The bound on the optimal code length reads
$
H(X) = -\sum_{i=1}^4 p_i\log_2p_i = 1.85 \ \mbox{bits} $. \newline \noindent
Thus, we verified the inequality $H(X)\leq\overline{l}_H\leq\overline{l}_S< H(X)+1$. 

\bigskip
\noindent {\bf 3-4.} 
\par
\medskip
\noindent (a) Let $X$ take the values $\{A,B,C,D\}$ with the given probabilities
$\{ \frac{1}{3} , \frac{1}{3} , \frac{1}{4}, \frac{1}{12} \}$. 
We construct a binary Huffman code for $X$:
\begin{eqnarray*}
\left\lbrace A,\frac{1}{3} \ \mid \ B,\frac{1}{3}\ \mid \ C,\frac{1}{4} \ \mid \ D\mid\frac{1}{12}\right\rbrace \Rightarrow    C & = & 1 \\
                                              D & = & 0 \\ \\
\left\lbrace A,\frac{1}{3} \ \mid \ B,\frac{1}{3} \ \mid \ CD, \frac{1}{3} \right\rbrace \Rightarrow                                   B & = & 1 \\
                                             CD & = & 0 \\ \\
\left\lbrace BCD,\frac{2}{3}\ \mid \ A,\frac{1}{3} \right\rbrace \Rightarrow 
                                            BCD & = & 1 \\
                                              A & = & 0
\end{eqnarray*}
This gives the code $\{\CC(A)=0,\CC(B)=11,\CC(C)=101,\CC(D)=100\}$.
Alternatively, by regrouping $A$ and $B$ in the second step, one obtains the
Huffman code $\{\CC(A)=11,\CC(B)=10,\CC(C)=01,\CC(D)=00\}$ with the same
expected length.
\par

\par
\medskip
\noindent (b) For the Shannon code we obtain $\{l(A)=2,l(B)=2,l(C)=2,l(D)=4\}$.
To construct this code we can take the previous Huffman code. For example, one of possible Shannon
codes reads $\{\CC(A)=11,\CC(B)=10,\CC(C)=01,\CC(D)=0000\}$.

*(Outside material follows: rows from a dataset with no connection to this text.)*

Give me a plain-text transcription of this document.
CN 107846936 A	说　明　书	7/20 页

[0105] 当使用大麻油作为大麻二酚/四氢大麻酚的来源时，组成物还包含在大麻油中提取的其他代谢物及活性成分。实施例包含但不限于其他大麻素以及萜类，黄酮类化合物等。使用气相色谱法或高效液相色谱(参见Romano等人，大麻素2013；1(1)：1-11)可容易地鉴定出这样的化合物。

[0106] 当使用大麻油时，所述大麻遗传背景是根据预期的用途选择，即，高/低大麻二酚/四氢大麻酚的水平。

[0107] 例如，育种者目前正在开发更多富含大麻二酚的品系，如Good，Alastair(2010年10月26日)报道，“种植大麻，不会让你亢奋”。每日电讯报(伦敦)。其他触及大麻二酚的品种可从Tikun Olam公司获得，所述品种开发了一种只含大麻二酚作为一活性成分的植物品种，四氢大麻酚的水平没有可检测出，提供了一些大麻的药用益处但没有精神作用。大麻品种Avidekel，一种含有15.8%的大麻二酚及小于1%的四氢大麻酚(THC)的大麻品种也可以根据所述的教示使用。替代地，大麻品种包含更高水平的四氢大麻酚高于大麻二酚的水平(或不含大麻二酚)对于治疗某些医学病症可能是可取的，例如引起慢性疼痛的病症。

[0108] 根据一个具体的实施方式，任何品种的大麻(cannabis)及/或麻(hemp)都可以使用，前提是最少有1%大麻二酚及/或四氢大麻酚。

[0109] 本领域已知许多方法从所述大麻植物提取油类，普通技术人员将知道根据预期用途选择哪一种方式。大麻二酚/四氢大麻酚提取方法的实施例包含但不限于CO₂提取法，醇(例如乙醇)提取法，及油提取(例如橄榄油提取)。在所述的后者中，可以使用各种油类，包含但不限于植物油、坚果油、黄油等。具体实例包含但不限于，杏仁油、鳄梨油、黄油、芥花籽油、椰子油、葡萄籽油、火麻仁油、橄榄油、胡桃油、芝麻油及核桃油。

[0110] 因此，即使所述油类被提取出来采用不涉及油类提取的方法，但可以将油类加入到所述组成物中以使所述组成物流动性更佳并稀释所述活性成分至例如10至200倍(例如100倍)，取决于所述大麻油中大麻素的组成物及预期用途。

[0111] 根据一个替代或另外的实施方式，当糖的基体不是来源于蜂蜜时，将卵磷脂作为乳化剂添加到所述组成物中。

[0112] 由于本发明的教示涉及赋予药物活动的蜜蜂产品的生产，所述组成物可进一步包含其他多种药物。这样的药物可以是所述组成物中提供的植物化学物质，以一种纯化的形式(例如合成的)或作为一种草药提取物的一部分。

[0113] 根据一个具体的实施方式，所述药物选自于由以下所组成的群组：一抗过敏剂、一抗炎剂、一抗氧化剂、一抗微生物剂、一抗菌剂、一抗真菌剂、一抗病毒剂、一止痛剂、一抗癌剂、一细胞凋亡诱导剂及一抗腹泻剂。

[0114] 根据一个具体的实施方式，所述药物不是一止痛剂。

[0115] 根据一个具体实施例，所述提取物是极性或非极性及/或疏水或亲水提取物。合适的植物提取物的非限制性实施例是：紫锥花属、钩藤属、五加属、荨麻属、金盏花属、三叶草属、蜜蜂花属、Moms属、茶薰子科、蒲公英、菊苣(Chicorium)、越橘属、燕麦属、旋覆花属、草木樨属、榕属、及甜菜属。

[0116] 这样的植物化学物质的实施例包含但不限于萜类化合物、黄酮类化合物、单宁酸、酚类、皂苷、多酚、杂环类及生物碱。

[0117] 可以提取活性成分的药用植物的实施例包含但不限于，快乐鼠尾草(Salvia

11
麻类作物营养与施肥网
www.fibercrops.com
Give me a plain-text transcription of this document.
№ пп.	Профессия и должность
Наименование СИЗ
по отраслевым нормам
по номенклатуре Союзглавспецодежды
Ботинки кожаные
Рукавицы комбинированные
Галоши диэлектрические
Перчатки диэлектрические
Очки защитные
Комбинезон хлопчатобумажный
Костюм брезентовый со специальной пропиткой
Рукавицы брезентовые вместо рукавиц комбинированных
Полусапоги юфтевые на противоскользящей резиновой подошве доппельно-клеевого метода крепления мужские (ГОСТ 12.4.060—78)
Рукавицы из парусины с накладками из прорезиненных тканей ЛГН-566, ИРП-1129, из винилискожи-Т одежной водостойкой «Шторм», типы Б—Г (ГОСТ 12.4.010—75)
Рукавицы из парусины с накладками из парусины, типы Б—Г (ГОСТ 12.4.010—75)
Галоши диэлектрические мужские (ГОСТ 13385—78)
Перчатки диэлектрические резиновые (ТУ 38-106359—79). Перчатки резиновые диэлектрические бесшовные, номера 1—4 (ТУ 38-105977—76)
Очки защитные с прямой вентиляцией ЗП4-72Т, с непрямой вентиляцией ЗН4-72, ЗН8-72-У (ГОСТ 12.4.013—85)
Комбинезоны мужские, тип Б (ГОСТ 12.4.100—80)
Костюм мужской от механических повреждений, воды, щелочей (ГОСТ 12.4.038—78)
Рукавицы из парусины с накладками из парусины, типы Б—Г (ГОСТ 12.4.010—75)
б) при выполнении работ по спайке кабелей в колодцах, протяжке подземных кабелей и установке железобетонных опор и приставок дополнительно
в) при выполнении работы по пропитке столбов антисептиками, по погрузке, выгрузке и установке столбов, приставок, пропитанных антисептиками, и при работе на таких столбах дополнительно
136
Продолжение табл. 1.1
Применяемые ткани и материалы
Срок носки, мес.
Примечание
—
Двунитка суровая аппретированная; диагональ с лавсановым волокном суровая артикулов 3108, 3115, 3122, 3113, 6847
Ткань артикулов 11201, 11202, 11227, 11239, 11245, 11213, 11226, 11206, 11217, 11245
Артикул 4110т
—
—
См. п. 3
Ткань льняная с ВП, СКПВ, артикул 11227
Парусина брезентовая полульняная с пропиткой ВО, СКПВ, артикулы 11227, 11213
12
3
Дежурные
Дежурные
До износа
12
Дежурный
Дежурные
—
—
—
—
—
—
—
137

The expected length of the Shannon code is
$\overline{l}_S=2.17\ \mbox{bits}$; the expected length of the Huffman code is
$\overline{l}_H=2\ \mbox{bits}$. 

The bound on the optimal code length reads
$
H(X) = -\sum_{i=1}^4 p_i\log_2p_i = 1.86$  bits. 
Thus, we have verified the inequality: $ \
H(X)\leq\overline{l}_H\leq\overline{l}_S < H(X)+1$.  However, the property
$\overline{l}_H\leq\overline{l}_S$ does not imply that the length of all
codewords of the Shannon code are bigger than the ones of the Huffman code (see
previous examples).

\bigskip
\noindent {\bf 3-5.} 
\par
\medskip
\noindent (a) Alice flips the coin $k$ times and obtains ``head'' at the $k$-th try. The expected length of the naive code reads
\[
\overline{l}_n=\sum_{k=1}^\infty kp(1-p)^{k-1}=\frac{1}{p}.
\]

The entropy of the random variable $k$ is given by
\begin{eqnarray}
H(k) &=& -\sum_{k=1}^\infty (1-p)^{k-1} p\ \log_2 \big((1-p)^{k-1}p\big) \nonumber \\
&=& -p\log_2(1-p)\sum_{k=1}^\infty(k-1)(1-p)^{k-1} - p\log_2p\sum_{k=1}^\infty(1-p)^{k-1} \nonumber \\
&=& -\bigl[p\log_2(1-p)\bigr]\frac{1-p}{p^2} - \bigl[p\log_2p\bigr]\frac1p \nonumber \\
&=&-\frac{1}{p}\big(p\ \log_2 p + (1-p)\ \log_2 (1-p)\big)
\nonumber \\
&=& \frac{1}{p}H(p,1-p) \nonumber
\end{eqnarray}
Since $H(p,1-p) \leq 1$, we have $H(k)\leq \frac{1}{p} = \overline{l}_n$.
\newline
The naive code is optimal [i.e. $\overline{l}_n=H(k)$] if $p=1/2$.
\par
\medskip
\noindent (b) In the limit $p\rightarrow 0$ the expected length of the naive code diverges to infinity. 
The expected length of the Shannon code is approximately the entropy: $\overline{l}_S \simeq H(k)$ 
(remember the inequality $H(k) \leq \overline{l}_S <  H(k) +1$).
In the limit $p\rightarrow 0$ we obtain
\begin{eqnarray}
\lim_{p\rightarrow 0} \overline{l}_S \simeq \lim_{p\rightarrow 0} H(k) 
\simeq \lim_{p\rightarrow 0} \frac{H(p,1-p)}p
\simeq \lim_{p\rightarrow 0} \log_2 \frac{1}{p}, \nonumber
\end{eqnarray}
which also diverges to infinity, but as a logarithmic of that for naive code:
$\quad \overline{l}_n = \frac{1}{p} \simeq 2^{\overline{l}_S}$. 
Thus, there is an exponential gain with respect to the naive code.

\end{document}